Smith et al. described a case of a patient with large volumes of bright red blood per rectum for one day and a shock index of 0.9 who refused blood transfusions and surgery due to religious beliefs. After 18 hours of conservative management with continued bleeding, early intervention with angiography was chosen. This approach identified an appendiceal hemorrhage, which was then embolized to achieve hemostasis. Once the patient stabilized, a successful laparoscopic appendectomy was performed [11].
Gonzalez-Vivo et al. presented a case of a patient with recurrent melena who received a blood transfusion. Initial investigations, including endoscopies and colonoscopies, yielded negative results. The patient was stable and discharged. However, an MRI later revealed a pelvic mass (myoma), and despite the patient remaining stable, her hemoglobin levels continued to drop. Upon readmission, the CTA identified a gastrointestinal stromal tumor. A laparotomy was performed, followed by a small bowel resection with side-to-side anastomosis. The patient recovered and was subsequently discharged [12].
Bana et al. described a case of a patient in their mid-20s with abdominal tuberculosis who was on anti-tubercular therapy and presented with frank hematochezia. Despite receiving a blood transfusion, endoscopy, and colonoscopy did not identify the bleeding source. A CT with contrast ultimately revealed extravasation from the superior mesenteric artery, which was confirmed by angiography. Angioembolization was then performed to control the bleeding [13].

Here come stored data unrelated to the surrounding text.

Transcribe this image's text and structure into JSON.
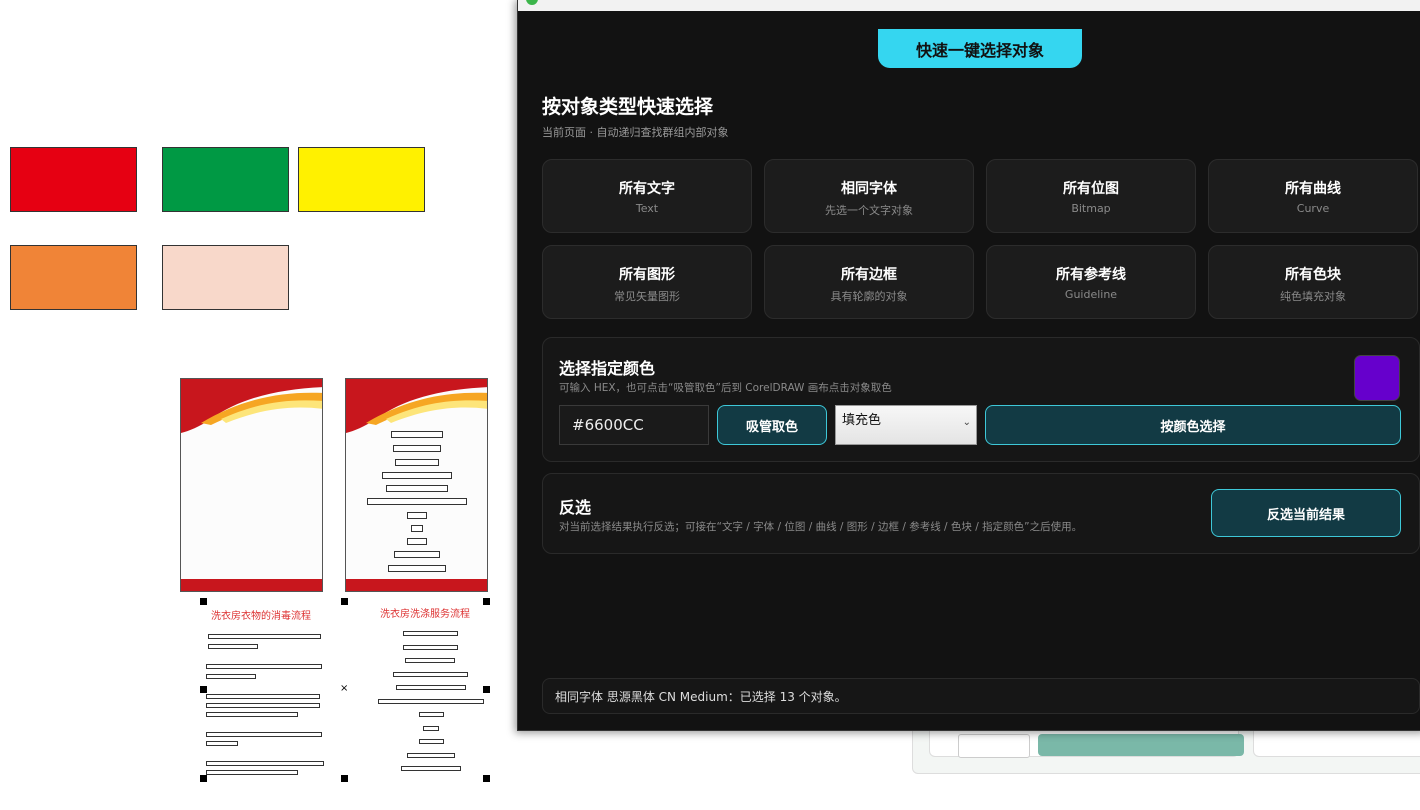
{
  "panel": {
    "header_button": "快速一键选择对象",
    "type_section": {
      "title": "按对象类型快速选择",
      "subtitle": "当前页面 · 自动递归查找群组内部对象",
      "cards": [
        {
          "title": "所有文字",
          "subtitle": "Text"
        },
        {
          "title": "相同字体",
          "subtitle": "先选一个文字对象"
        },
        {
          "title": "所有位图",
          "subtitle": "Bitmap"
        },
        {
          "title": "所有曲线",
          "subtitle": "Curve"
        },
        {
          "title": "所有图形",
          "subtitle": "常见矢量图形"
        },
        {
          "title": "所有边框",
          "subtitle": "具有轮廓的对象"
        },
        {
          "title": "所有参考线",
          "subtitle": "Guideline"
        },
        {
          "title": "所有色块",
          "subtitle": "纯色填充对象"
        }
      ]
    },
    "color_section": {
      "title": "选择指定颜色",
      "subtitle": "可输入 HEX，也可点击“吸管取色”后到 CorelDRAW 画布点击对象取色",
      "hex_value": "#6600CC",
      "swatch_color": "#6600CC",
      "eyedropper_button": "吸管取色",
      "fill_select": "填充色",
      "select_by_color_button": "按颜色选择"
    },
    "invert_section": {
      "title": "反选",
      "subtitle": "对当前选择结果执行反选；可接在“文字 / 字体 / 位图 / 曲线 / 图形 / 边框 / 参考线 / 色块 / 指定颜色”之后使用。",
      "invert_button": "反选当前结果"
    },
    "status": "相同字体 思源黑体 CN Medium：已选择 13 个对象。"
  },
  "canvas": {
    "swatches": [
      "#E60012",
      "#009944",
      "#FFF100",
      "#F08437",
      "#F8D8CA"
    ],
    "poster_titles": [
      "洗衣房衣物的消毒流程",
      "洗衣房洗涤服务流程"
    ]
  },
  "colors": {
    "panel_bg": "#121212",
    "accent": "#35D6F0",
    "teal_button": "#123A44"
  }
}
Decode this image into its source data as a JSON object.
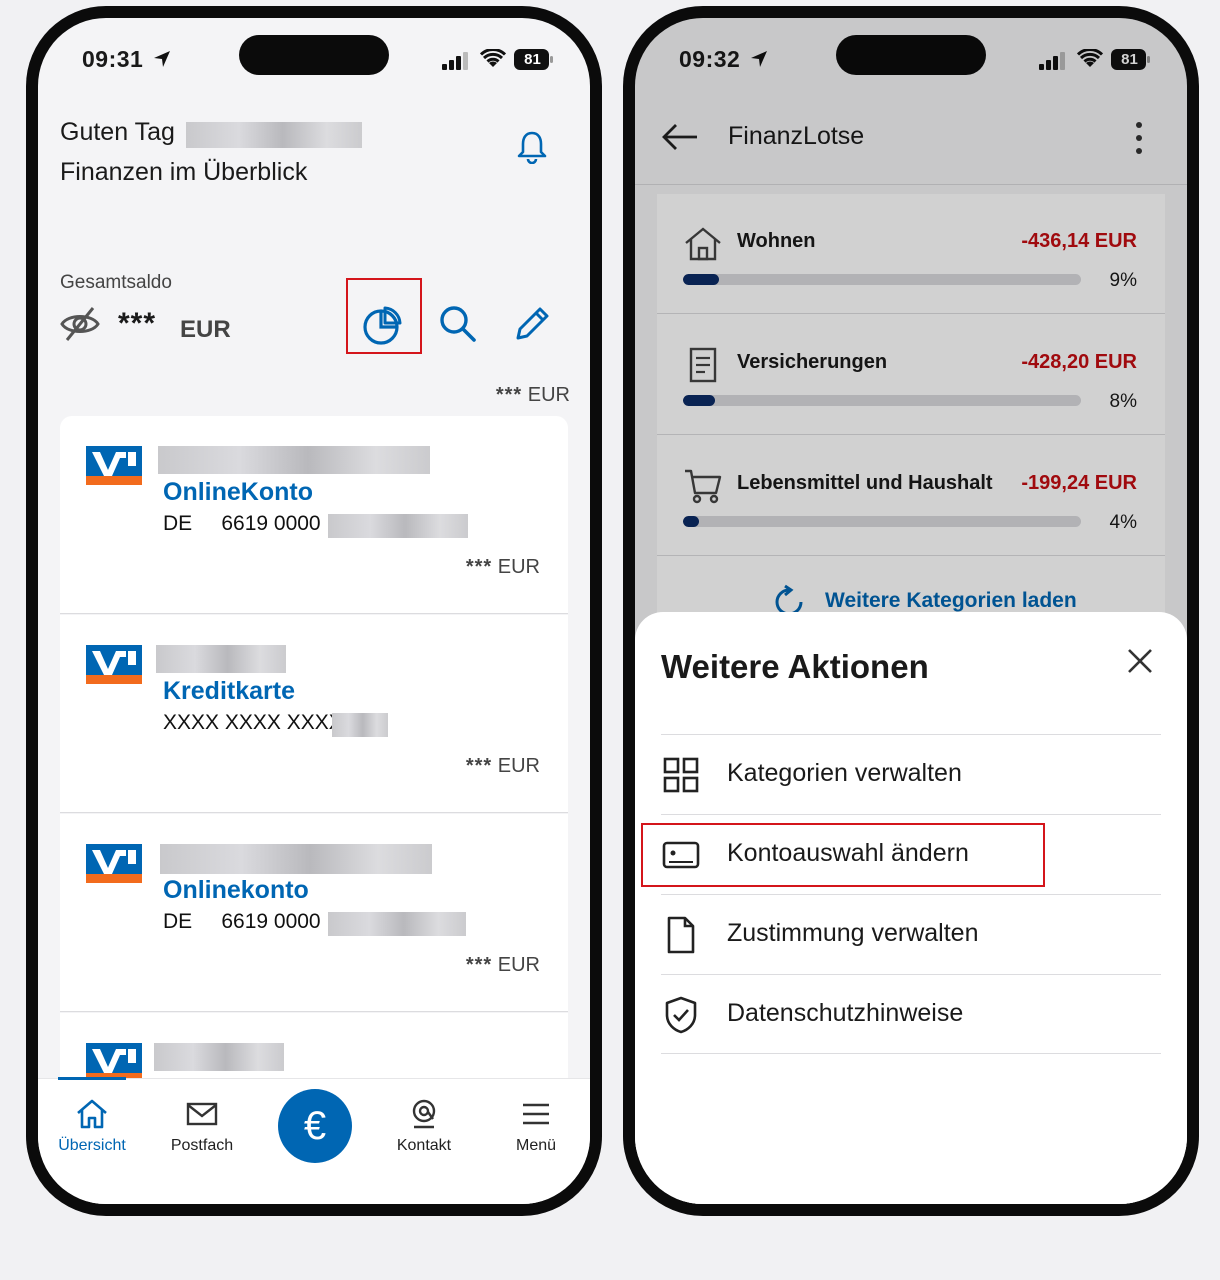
{
  "left": {
    "status": {
      "time": "09:31",
      "battery": "81"
    },
    "greeting_line1": "Guten Tag",
    "greeting_line2": "Finanzen im Überblick",
    "saldo_label": "Gesamtsaldo",
    "saldo_value": "***",
    "saldo_currency": "EUR",
    "total_value": "***",
    "total_currency": "EUR",
    "accounts": [
      {
        "name": "OnlineKonto",
        "sub": "DE     6619 0000",
        "balance": "***",
        "currency": "EUR"
      },
      {
        "name": "Kreditkarte",
        "sub": "XXXX XXXX XXXX",
        "balance": "***",
        "currency": "EUR"
      },
      {
        "name": "Onlinekonto",
        "sub": "DE     6619 0000",
        "balance": "***",
        "currency": "EUR"
      }
    ]
  },
  "right": {
    "status": {
      "time": "09:32",
      "battery": "81"
    },
    "title": "FinanzLotse",
    "categories": [
      {
        "name": "Wohnen",
        "amount": "-436,14 EUR",
        "percent_label": "9%",
        "percent": 9,
        "icon": "house-icon"
      },
      {
        "name": "Versicherungen",
        "amount": "-428,20 EUR",
        "percent_label": "8%",
        "percent": 8,
        "icon": "document-icon"
      },
      {
        "name": "Lebensmittel und Haushalt",
        "amount": "-199,24 EUR",
        "percent_label": "4%",
        "percent": 4,
        "icon": "cart-icon"
      }
    ],
    "reload_label": "Weitere Kategorien laden",
    "sheet": {
      "title": "Weitere Aktionen",
      "actions": [
        {
          "label": "Kategorien verwalten",
          "icon": "grid-icon"
        },
        {
          "label": "Kontoauswahl ändern",
          "icon": "account-card-icon"
        },
        {
          "label": "Zustimmung verwalten",
          "icon": "file-icon"
        },
        {
          "label": "Datenschutzhinweise",
          "icon": "shield-check-icon"
        }
      ]
    }
  },
  "nav": {
    "items": [
      {
        "label": "Übersicht",
        "icon": "home-icon",
        "active": true
      },
      {
        "label": "Postfach",
        "icon": "mail-icon"
      },
      {
        "label": "€",
        "icon": "euro-icon"
      },
      {
        "label": "Kontakt",
        "icon": "contact-icon"
      },
      {
        "label": "Menü",
        "icon": "menu-icon"
      }
    ]
  },
  "colors": {
    "brand_blue": "#0066b3",
    "negative_red": "#c40d12",
    "highlight_red": "#d4151b",
    "vr_orange": "#f26b1d"
  }
}
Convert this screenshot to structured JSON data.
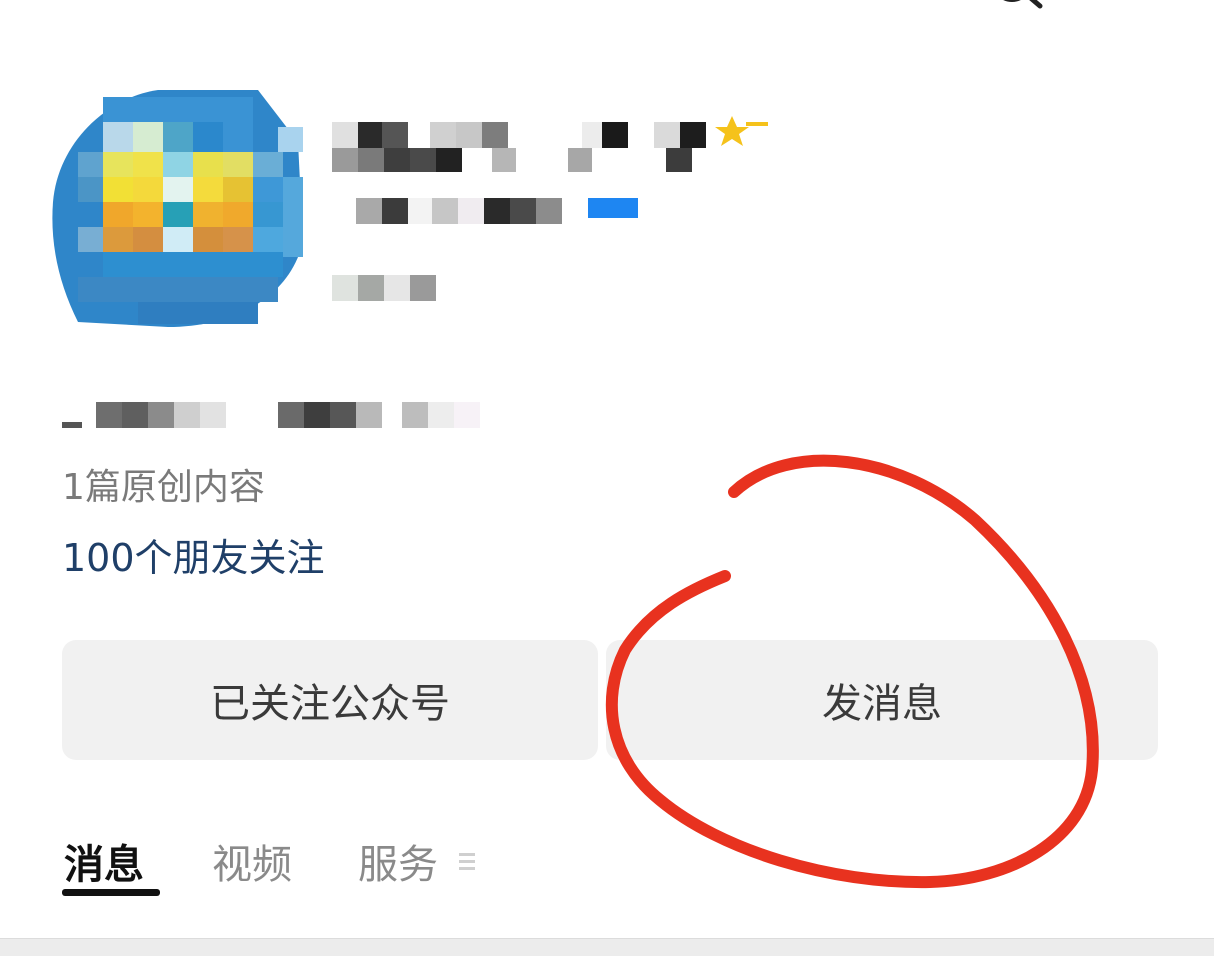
{
  "profile": {
    "article_count": "1篇原创内容",
    "friends_following": "100个朋友关注"
  },
  "actions": {
    "followed_label": "已关注公众号",
    "send_message_label": "发消息"
  },
  "tabs": [
    {
      "label": "消息",
      "active": true
    },
    {
      "label": "视频",
      "active": false
    },
    {
      "label": "服务",
      "active": false
    }
  ],
  "icons": {
    "back": "back-icon",
    "search": "search-icon",
    "verified_star": "star-icon",
    "menu": "menu-icon"
  },
  "colors": {
    "link_text": "#1f3f68",
    "annotation_circle": "#e8321f",
    "star": "#f5c21b",
    "button_bg": "#f1f1f1"
  }
}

Therefore, challenges are often encountered, and patients with particularly severe ongoing bleeding who do not respond adequately to hemodynamic resuscitation or are unlikely to tolerate bowel preparation and urgent colonoscopy – like in our case – are best managed with urgent angiography. This approach not only aids in rapid diagnosis but also provides crucial information about the cause of bleeding, allowing for a more targeted and timely intervention.
Conclusions
Our case highlighted the presentation of acute rectal bleeding in an elderly man with no significant past medical history who experienced sudden hemodynamic instability and tested positive for COVID-19 upon admission. A contrast-enhanced abdominal CT was crucial in diagnosing active gastrointestinal bleeding within the descending colon. For patients with massive, life-threatening gastrointestinal bleeding, early angiography followed by embolization proves beneficial in efficiently controlling the bleeding source, as demonstrated in our case. We emphasize the importance of a coordinated, multidisciplinary approach involving gastroenterology, interventional radiology, and surgery to effectively address the challenges associated with acute LGIB in hemodynamically unstable patients.